Following the 51% attack on the HorizenCC, it released a white paper, introducing the concept of fork acceptance delay. The magnitude of this ‘delay’ is determined by the amount of time that has passed between the adoption of the current public chain and the introduction of the new (and in our case, malicious) chain. Using a mathematical function, such lapse in time is translated into an additional number of blocks that must be mined on the malicious chain for it to be accepted as legitimate. Accordingly, the fraudulent miner is required to spend greater resources to successfully execute his attack and legitimate miners are given more time to address the malicious chain prior to its final adoption.
The centralization problem may also be addressed by transitioning from CCs based on the POW algorithm to the proof-of-stake (“POS”) algorithm. In POS based CCs, the probability of selection of a node for validation of a transaction is dependent on the amount of stake held by the node in that particular CC. As a result, nodes are not expected to behave in a manner that would devalue the CC and their stake in the same. However, this would still not completely crop out the problem, especially in cases where malicious actors are able to offset the loss in value of their stake but sufficiently double-spending, for example.
This issue (popularly known as ‘Nothing at Stake’) is exactly what the Ethereum team sought to tackle through the introduction of the Casper protocol. As per this protocol, nodes seeking to validate transactions must stake a certain amount of their CC, as a form of security deposit. In case the validator acts maliciously, by unduly delaying a validation, for example, the new algorithm would penalize them by automatically slashing such stake.
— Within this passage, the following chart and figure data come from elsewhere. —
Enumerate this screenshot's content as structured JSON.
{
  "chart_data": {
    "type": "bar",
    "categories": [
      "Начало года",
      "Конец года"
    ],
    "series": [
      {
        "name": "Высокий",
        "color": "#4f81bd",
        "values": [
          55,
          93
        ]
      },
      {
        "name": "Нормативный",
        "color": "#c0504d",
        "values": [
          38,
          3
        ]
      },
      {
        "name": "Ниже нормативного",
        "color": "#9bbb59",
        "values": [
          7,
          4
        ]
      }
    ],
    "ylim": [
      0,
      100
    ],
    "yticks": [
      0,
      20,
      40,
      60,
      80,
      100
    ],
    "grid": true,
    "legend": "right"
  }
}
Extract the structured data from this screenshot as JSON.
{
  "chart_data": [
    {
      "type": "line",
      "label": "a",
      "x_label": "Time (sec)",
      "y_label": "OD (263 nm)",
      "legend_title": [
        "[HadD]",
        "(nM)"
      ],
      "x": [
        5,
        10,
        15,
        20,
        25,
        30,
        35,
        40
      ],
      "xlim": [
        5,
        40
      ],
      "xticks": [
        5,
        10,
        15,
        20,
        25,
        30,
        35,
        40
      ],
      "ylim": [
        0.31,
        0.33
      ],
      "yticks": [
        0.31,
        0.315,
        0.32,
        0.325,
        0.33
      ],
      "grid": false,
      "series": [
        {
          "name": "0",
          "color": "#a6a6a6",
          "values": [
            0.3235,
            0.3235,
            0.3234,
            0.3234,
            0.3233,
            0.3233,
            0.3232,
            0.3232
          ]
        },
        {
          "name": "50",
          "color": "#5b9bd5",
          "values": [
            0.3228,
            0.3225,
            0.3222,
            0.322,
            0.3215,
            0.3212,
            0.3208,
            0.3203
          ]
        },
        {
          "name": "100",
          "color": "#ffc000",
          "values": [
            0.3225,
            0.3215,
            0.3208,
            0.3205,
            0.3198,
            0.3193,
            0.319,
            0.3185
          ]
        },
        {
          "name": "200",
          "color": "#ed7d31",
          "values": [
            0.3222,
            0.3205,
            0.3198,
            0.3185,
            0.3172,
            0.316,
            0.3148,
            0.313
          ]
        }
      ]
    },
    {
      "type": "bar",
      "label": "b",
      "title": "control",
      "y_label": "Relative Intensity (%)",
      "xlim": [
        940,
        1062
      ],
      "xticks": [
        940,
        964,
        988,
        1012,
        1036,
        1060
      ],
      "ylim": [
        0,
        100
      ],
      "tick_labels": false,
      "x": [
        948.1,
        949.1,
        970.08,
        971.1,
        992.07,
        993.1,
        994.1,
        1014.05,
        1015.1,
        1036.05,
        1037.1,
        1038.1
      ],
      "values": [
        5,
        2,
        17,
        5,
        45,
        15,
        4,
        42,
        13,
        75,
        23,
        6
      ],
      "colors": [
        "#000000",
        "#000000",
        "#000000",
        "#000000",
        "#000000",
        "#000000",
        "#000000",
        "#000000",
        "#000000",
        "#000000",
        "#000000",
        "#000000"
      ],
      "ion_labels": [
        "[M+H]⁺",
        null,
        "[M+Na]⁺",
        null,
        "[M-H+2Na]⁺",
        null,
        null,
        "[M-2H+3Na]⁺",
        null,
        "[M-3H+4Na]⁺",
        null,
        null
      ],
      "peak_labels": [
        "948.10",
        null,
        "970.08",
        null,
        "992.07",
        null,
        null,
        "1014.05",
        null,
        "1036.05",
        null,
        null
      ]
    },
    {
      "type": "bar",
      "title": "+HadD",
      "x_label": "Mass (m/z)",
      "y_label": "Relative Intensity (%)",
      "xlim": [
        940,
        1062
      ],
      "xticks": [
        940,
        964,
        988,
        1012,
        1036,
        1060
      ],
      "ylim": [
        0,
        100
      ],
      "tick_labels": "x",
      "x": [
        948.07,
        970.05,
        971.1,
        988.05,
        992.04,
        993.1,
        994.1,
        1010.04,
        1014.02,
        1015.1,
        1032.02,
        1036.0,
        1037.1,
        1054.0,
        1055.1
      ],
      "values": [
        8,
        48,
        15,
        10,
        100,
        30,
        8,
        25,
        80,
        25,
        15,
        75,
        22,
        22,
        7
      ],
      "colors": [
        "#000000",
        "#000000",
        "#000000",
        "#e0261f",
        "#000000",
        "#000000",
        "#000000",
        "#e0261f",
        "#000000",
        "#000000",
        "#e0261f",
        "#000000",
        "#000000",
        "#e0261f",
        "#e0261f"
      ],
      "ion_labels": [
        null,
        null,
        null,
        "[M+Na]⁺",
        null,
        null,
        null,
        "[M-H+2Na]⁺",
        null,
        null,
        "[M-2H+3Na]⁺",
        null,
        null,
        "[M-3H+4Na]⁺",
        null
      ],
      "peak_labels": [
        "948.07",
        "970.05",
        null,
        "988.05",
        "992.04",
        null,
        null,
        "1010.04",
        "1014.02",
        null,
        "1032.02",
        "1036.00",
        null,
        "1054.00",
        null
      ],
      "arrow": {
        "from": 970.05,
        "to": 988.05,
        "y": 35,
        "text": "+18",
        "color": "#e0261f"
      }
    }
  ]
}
Accordingly, a move to POS based CCs, with such appropriate security protocols, may be the answer to the worrisome centralization of power in the hands of POW CC mining pools.
Nonetheless, if all else fails, countries seeking to protect their citizens may be forced to resort to the unorthodox Chinese approach of charging significantly higher tariffs on, and restricting the sale of, electrical power to increasingly centralised mining pools, essentially restricting the computational power of such pools.
POW CCs are structured such that they incentivise centralization of power, and this runs in stark contradistinction to Satoshi Nakamoto’s vision of eradicating the very same enemy. As pools continue to accumulate the coins awarded for mining successfully, they are able to purchase more sophisticated mining equipment, further cementing their position. Harnessing increasingly sophisticated equipment also reduces the number of malicious individual actors required to execute an attack. The consequences of such centralisation are hence wide-ranging and hit at the promises of absolute stability and security of such systems, which have attracted millions of users globally.
Looking ahead, there are clearly no easy answers. Traditional forms of regulation have a high propensity to fail in the context of POW CCs simply due to the decentralized nature of the same, ironically, the very same nature originally touted as the all-encompassing solution. Even if one country outright bans the involvement with mining pools, it will only (if at all) restrict individuals from that country. Mining pools would, by and large, still flourish and wield as much centralization power. Accordingly, an answer either lies in a collated international response, or in the technology itself, through a move to POS CCs.